"silver" is a modifier, not an actual color. The silver gene acts on black to lighten the color to varying degrees. Some silver blacks will have a very light "dapple grey" body color--such as maryann's 4 year old photo above--while others will be a dark chocolate color, like Ice Man below:
This was Ice Man at the age of 3 months:
This is Silverado at the age of 3 months:
At birth he looked palomino (golden) but by the time he was a month old he'd faded to the color above.
This is Silverado at 1 year:
He is a silver black, but a very light one. At maturity he is a little bit darker, especially in spring when he first sheds out, then over summer he lightens up again.
The filly I posted earlier: (she did not inherit the grey gene by the way)

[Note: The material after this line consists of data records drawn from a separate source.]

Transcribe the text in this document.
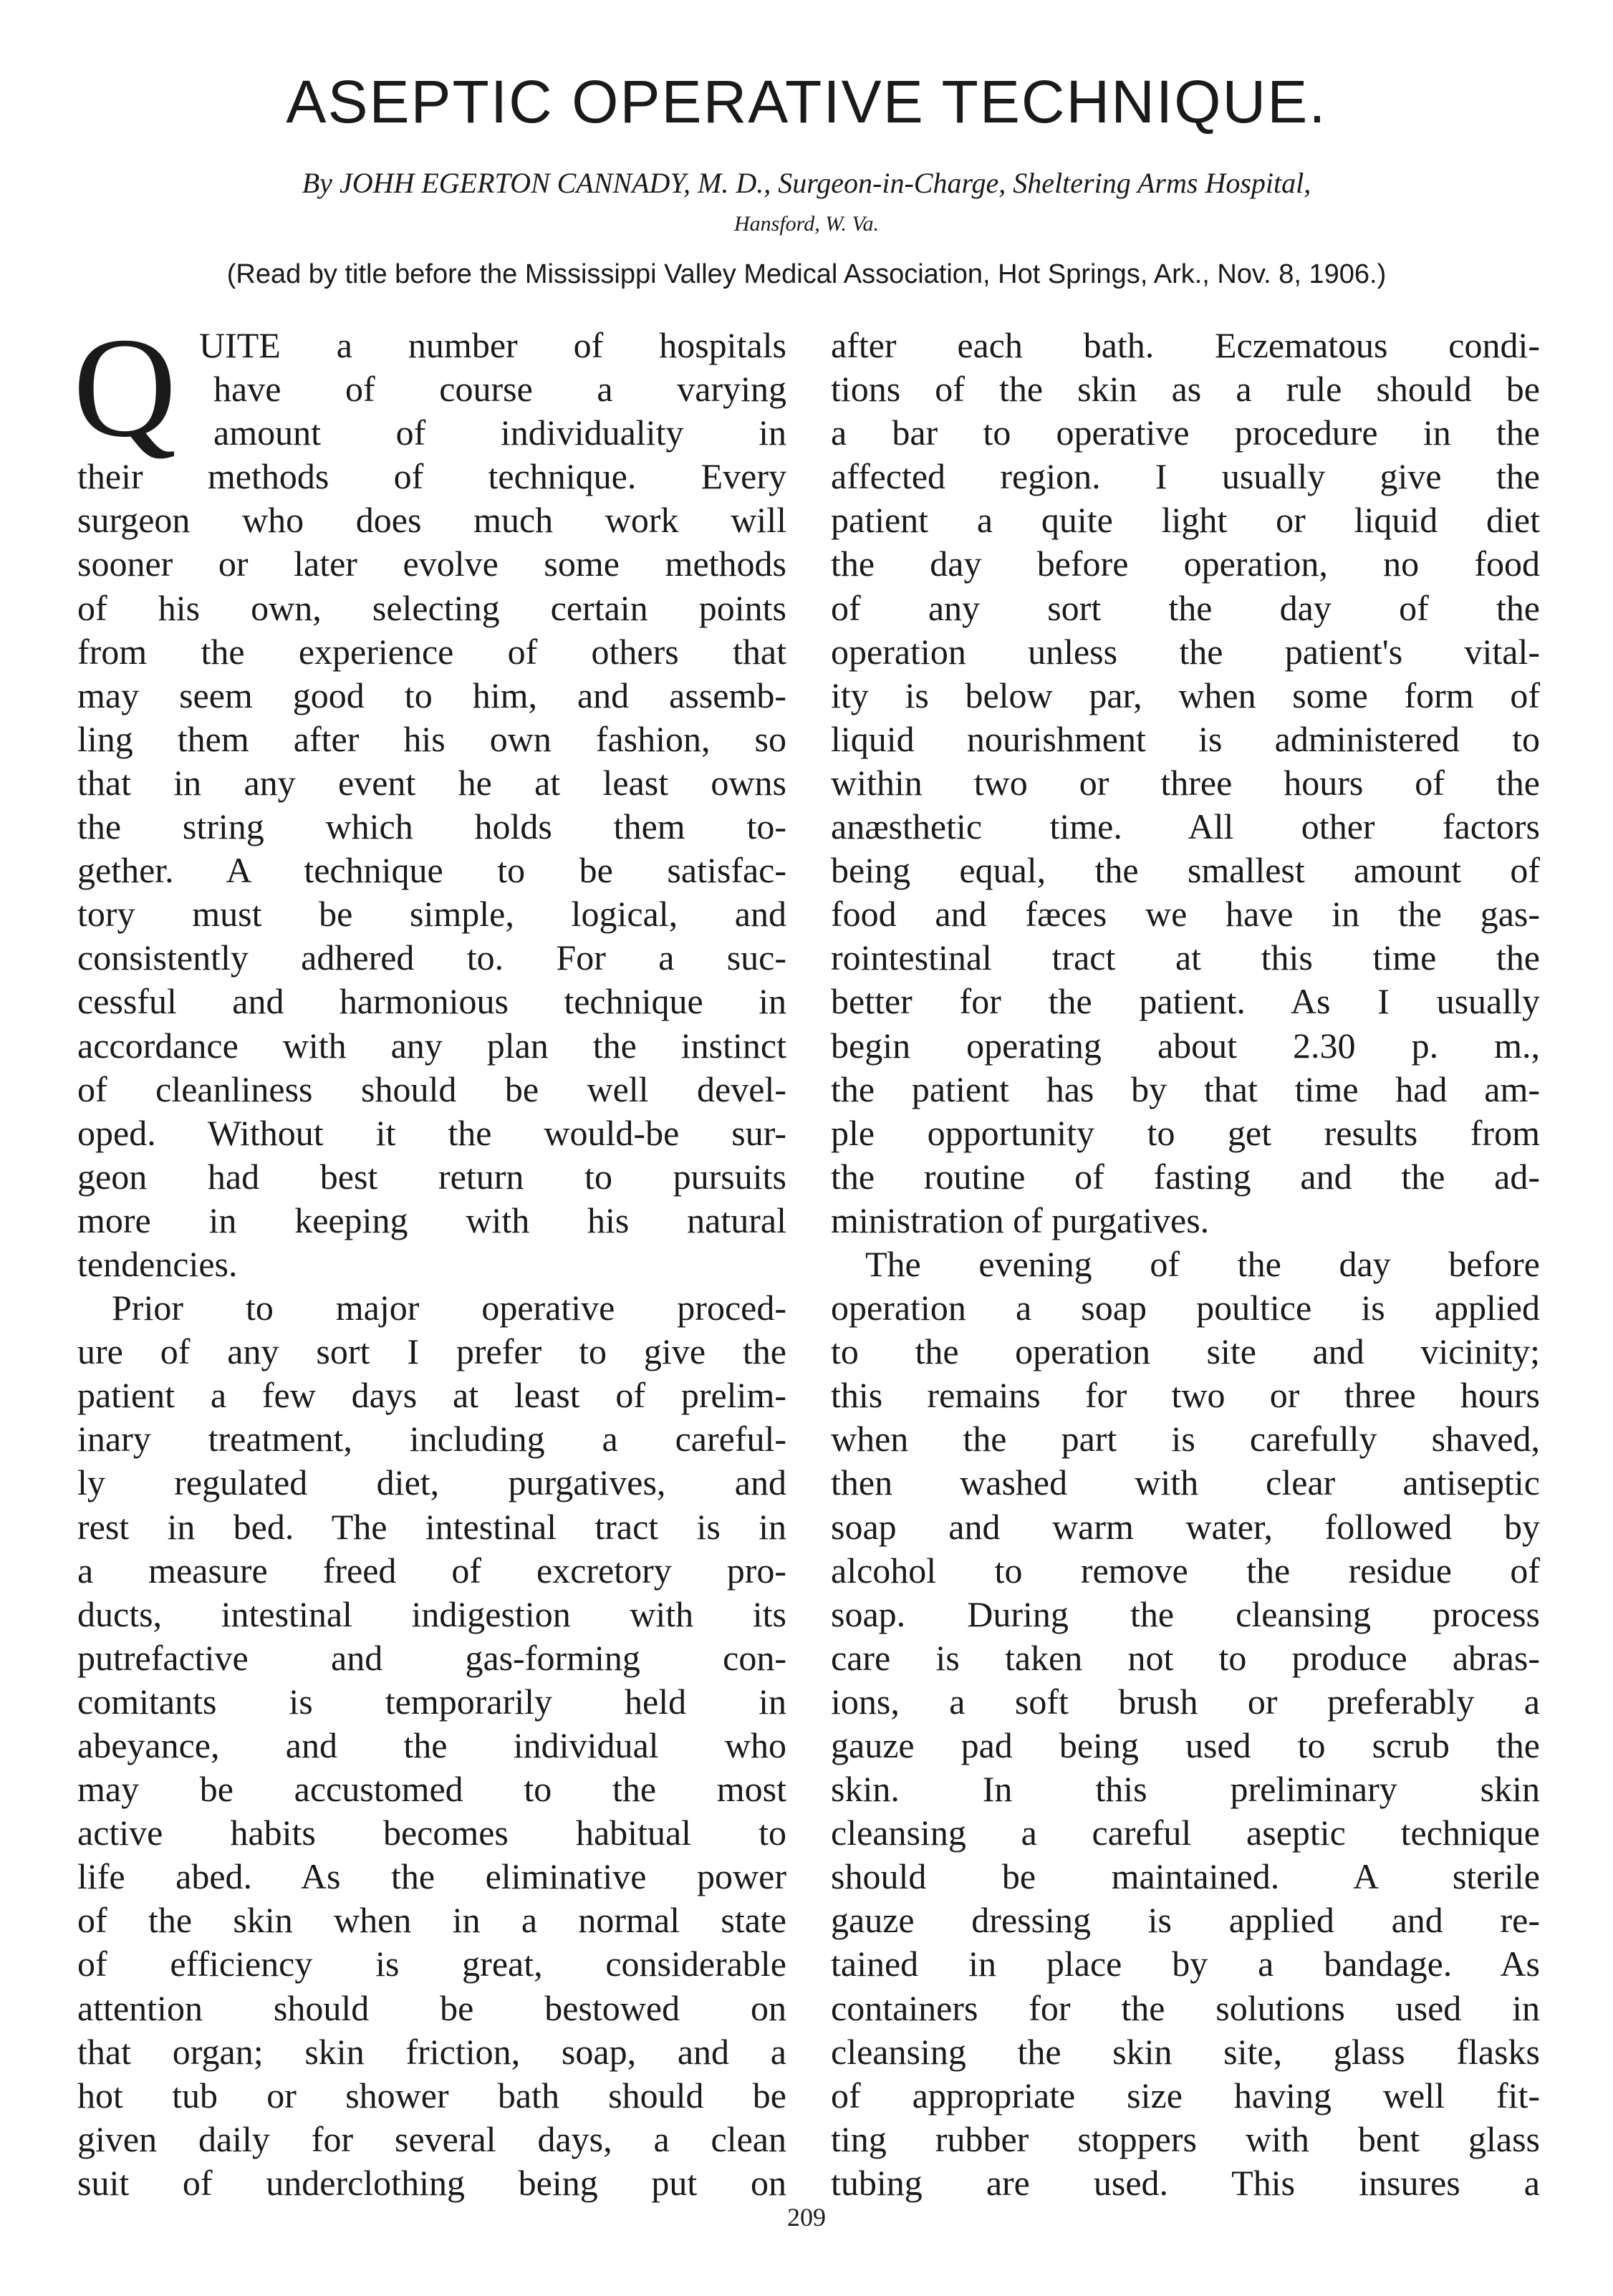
ASEPTIC OPERATIVE TECHNIQUE.
By JOHH EGERTON CANNADY, M. D., Surgeon-in-Charge, Sheltering Arms Hospital,
Hansford, W. Va.
(Read by title before the Mississippi Valley Medical Association, Hot Springs, Ark., Nov. 8, 1906.)
Q UITE a number of hospitals
have of course a varying
amount of individuality in
their methods of technique. Every
surgeon who does much work will
sooner or later evolve some methods
of his own, selecting certain points
from the experience of others that
may seem good to him, and assemb-
ling them after his own fashion, so
that in any event he at least owns
the string which holds them to-
gether. A technique to be satisfac-
tory must be simple, logical, and
consistently adhered to. For a suc-
cessful and harmonious technique in
accordance with any plan the instinct
of cleanliness should be well devel-
oped. Without it the would-be sur-
geon had best return to pursuits
more in keeping with his natural
tendencies.
Prior to major operative proced-
ure of any sort I prefer to give the
patient a few days at least of prelim-
inary treatment, including a careful-
ly regulated diet, purgatives, and
rest in bed. The intestinal tract is in
a measure freed of excretory pro-
ducts, intestinal indigestion with its
putrefactive and gas-forming con-
comitants is temporarily held in
abeyance, and the individual who
may be accustomed to the most
active habits becomes habitual to
life abed. As the eliminative power
of the skin when in a normal state
of efficiency is great, considerable
attention should be bestowed on
that organ; skin friction, soap, and a
hot tub or shower bath should be
given daily for several days, a clean
suit of underclothing being put on
after each bath. Eczematous condi-
tions of the skin as a rule should be
a bar to operative procedure in the
affected region. I usually give the
patient a quite light or liquid diet
the day before operation, no food
of any sort the day of the
operation unless the patient's vital-
ity is below par, when some form of
liquid nourishment is administered to
within two or three hours of the
anæsthetic time. All other factors
being equal, the smallest amount of
food and fæces we have in the gas-
rointestinal tract at this time the
better for the patient. As I usually
begin operating about 2.30 p. m.,
the patient has by that time had am-
ple opportunity to get results from
the routine of fasting and the ad-
ministration of purgatives.
The evening of the day before
operation a soap poultice is applied
to the operation site and vicinity;
this remains for two or three hours
when the part is carefully shaved,
then washed with clear antiseptic
soap and warm water, followed by
alcohol to remove the residue of
soap. During the cleansing process
care is taken not to produce abras-
ions, a soft brush or preferably a
gauze pad being used to scrub the
skin. In this preliminary skin
cleansing a careful aseptic technique
should be maintained. A sterile
gauze dressing is applied and re-
tained in place by a bandage. As
containers for the solutions used in
cleansing the skin site, glass flasks
of appropriate size having well fit-
ting rubber stoppers with bent glass
tubing are used. This insures a
209
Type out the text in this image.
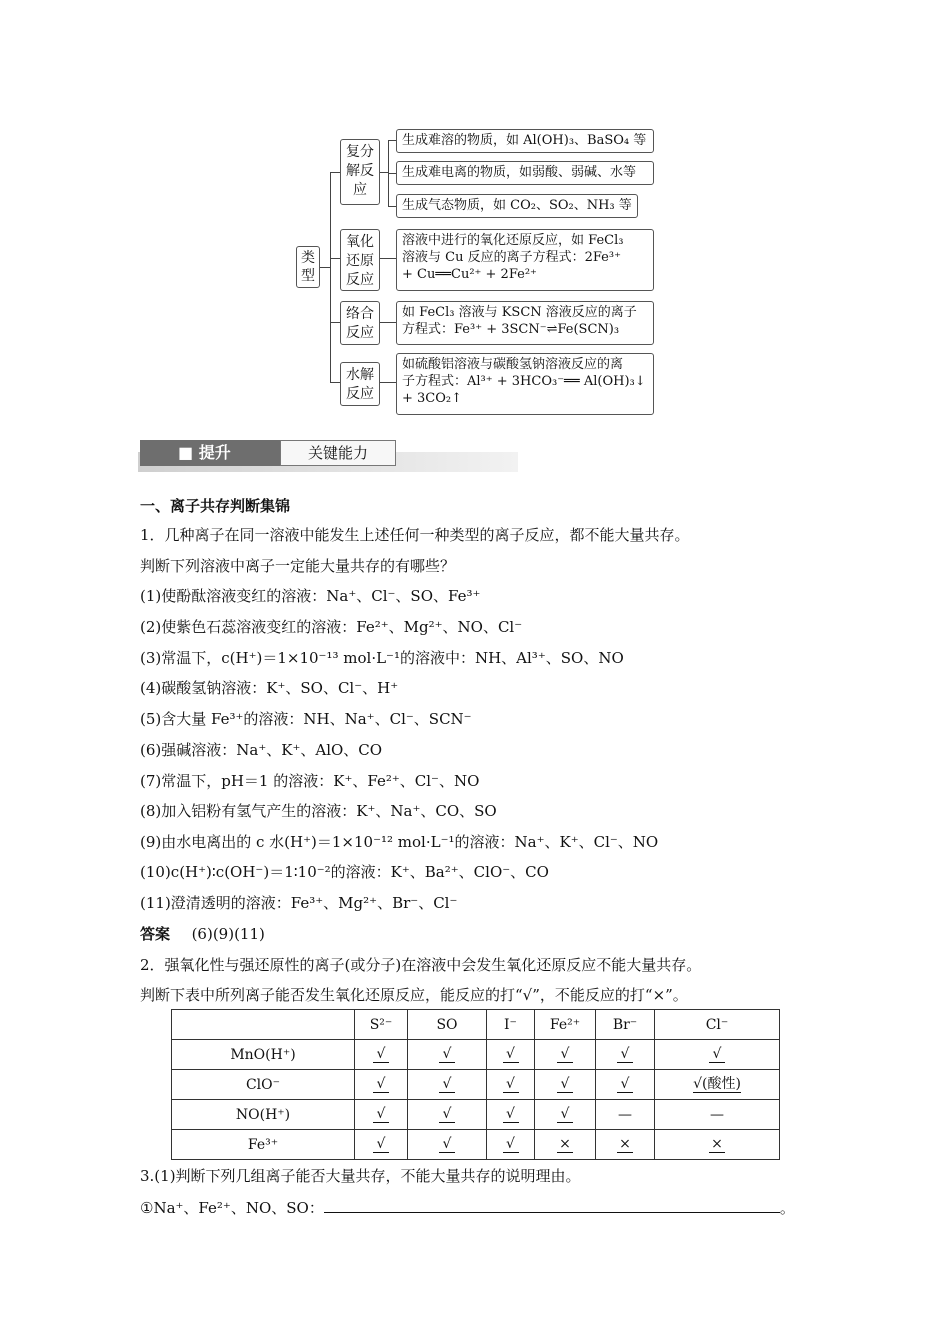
类型
复分解反应
生成难溶的物质，如 Al(OH)₃、BaSO₄ 等
生成难电离的物质，如弱酸、弱碱、水等
生成气态物质，如 CO₂、SO₂、NH₃ 等
氧化还原反应
溶液中进行的氧化还原反应，如 FeCl₃
溶液与 Cu 反应的离子方程式：2Fe³⁺
+ Cu══Cu²⁺ + 2Fe²⁺
络合反应
如 FeCl₃ 溶液与 KSCN 溶液反应的离子
方程式：Fe³⁺ + 3SCN⁻⇌Fe(SCN)₃
水解反应
如硫酸铝溶液与碳酸氢钠溶液反应的离
子方程式：Al³⁺ + 3HCO₃⁻══ Al(OH)₃↓
+ 3CO₂↑
■ 提升	关键能力
一、离子共存判断集锦
1．几种离子在同一溶液中能发生上述任何一种类型的离子反应，都不能大量共存。
判断下列溶液中离子一定能大量共存的有哪些？
(1)使酚酞溶液变红的溶液：Na⁺、Cl⁻、SO、Fe³⁺
(2)使紫色石蕊溶液变红的溶液：Fe²⁺、Mg²⁺、NO、Cl⁻
(3)常温下，c(H⁺)＝1×10⁻¹³ mol·L⁻¹的溶液中：NH、Al³⁺、SO、NO
(4)碳酸氢钠溶液：K⁺、SO、Cl⁻、H⁺
(5)含大量 Fe³⁺的溶液：NH、Na⁺、Cl⁻、SCN⁻
(6)强碱溶液：Na⁺、K⁺、AlO、CO
(7)常温下，pH＝1 的溶液：K⁺、Fe²⁺、Cl⁻、NO
(8)加入铝粉有氢气产生的溶液：K⁺、Na⁺、CO、SO
(9)由水电离出的 c 水(H⁺)＝1×10⁻¹² mol·L⁻¹的溶液：Na⁺、K⁺、Cl⁻、NO
(10)c(H⁺)∶c(OH⁻)＝1∶10⁻²的溶液：K⁺、Ba²⁺、ClO⁻、CO
(11)澄清透明的溶液：Fe³⁺、Mg²⁺、Br⁻、Cl⁻
答案 (6)(9)(11)
2．强氧化性与强还原性的离子(或分子)在溶液中会发生氧化还原反应不能大量共存。
判断下表中所列离子能否发生氧化还原反应，能反应的打“√”，不能反应的打“×”。
	S²⁻	SO	I⁻	Fe²⁺	Br⁻	Cl⁻
MnO(H⁺)	√	√	√	√	√	√
ClO⁻	√	√	√	√	√	√(酸性)
NO(H⁺)	√	√	√	√	—	—
Fe³⁺	√	√	√	×	×	×
3.(1)判断下列几组离子能否大量共存，不能大量共存的说明理由。
①Na⁺、Fe²⁺、NO、SO：	。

became this color as she got a little older:
And then became this as a yearling (neck shows her real color--she still has a bit of winter fuzz in places!):
As you can see silver blacks come in many shades, and can have major color changes between foaling and maturity. Why are they silver blacks and not chocolate palominos? Because genetically they are black horses with the silver gene. Some may look like chocolate palominos as foals, but they grow up to be obvious silver blacks. Some will look like chocolate palominos even at maturity. I would point out, though, that many so called chocolate palominos are in reality silver blacks, and not palomino at all. To be palomino a horse must be red based with a cream gene. If all "chocolate palominos" were DNA tested I think there'd be a few surprised owners when the test came back showing their palomino was black based!